Some women develop lactose intolerance as they age, so incorporating lactose-free milk, cottage cheese, and yogurt into their diet will enable them to continue to eat dairy products and help them meet their calcium needs.
Scarlata recommends clients follow a low-lactose diet if gas and bloating are related to milk consumption. And she advises patients drink six to eight 8-oz glasses of water daily and eat adequate amounts of fiber (approximately 25 g/day) that are less gassy, such as chia seeds, pumpkin seeds, strawberries, and baked potatoes with the skin on vs. choosing inulin or whole wheat fibers, which can cause more GI distress.
Changing Nutrient Needs
When it comes to nutrient needs, women who have reached menopause don't need as much iron as they used to because they no longer menstruate; the RDA drops from 18 to 8 mg/day.
Folic acid, which helps protect unborn children against neural tube defects in the womb, no longer is a concern since postmenopausal women can’t get pregnant. Some research suggests that too much folic acid from fortified foods and supplements may increase the risk of certain cancers,21 so discussing folic acid supplements and fortified foods with postmenopausal women is important.
Because the risk of cardiovascular disease, diabetes, and weight gain rises after menopause, helping women choose a diet rich in nutrients but lower in caloric density is key, as is choosing healthful fats, lean sources of protein, low-fat dairy or dairy alternatives, and plenty of fruits and vegetables.
While women in midlife face many challenges, such as hormonal changes that lead to weight gain, loss of bone and muscle mass, and digestive issues, there’s much they can do with the help of dietitians to begin a healthful transition into the postmenopausal years.

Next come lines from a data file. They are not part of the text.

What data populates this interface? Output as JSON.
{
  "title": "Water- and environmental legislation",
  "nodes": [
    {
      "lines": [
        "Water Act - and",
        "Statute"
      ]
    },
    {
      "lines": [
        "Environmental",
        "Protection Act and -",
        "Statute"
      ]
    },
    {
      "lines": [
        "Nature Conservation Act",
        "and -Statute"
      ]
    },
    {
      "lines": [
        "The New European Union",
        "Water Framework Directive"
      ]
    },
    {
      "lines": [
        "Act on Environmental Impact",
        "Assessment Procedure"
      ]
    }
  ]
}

Counseling clients about the importance of evenly distributing protein among meals, eating nutrient-dense foods, consuming fewer calories because of reduced energy needs, getting adequate amounts of vitamin D and calcium, and engaging in physical activity such as aerobic and strength training exercise will help burn unwanted fat, build muscle and bone, and prevent metabolic disease.
Dietitians can help women realize that bodily changes start well before midlife, and that they can benefit from knowing what to expect beforehand and how best to prevent the negative effects of aging. RDs are in the perfect position to empower women before, during, and after menopause so they can live their healthiest lives and let them know that the best is yet to come.
— Maryann Jacobsen, MS, RD, is a freelance writer based in San Diego.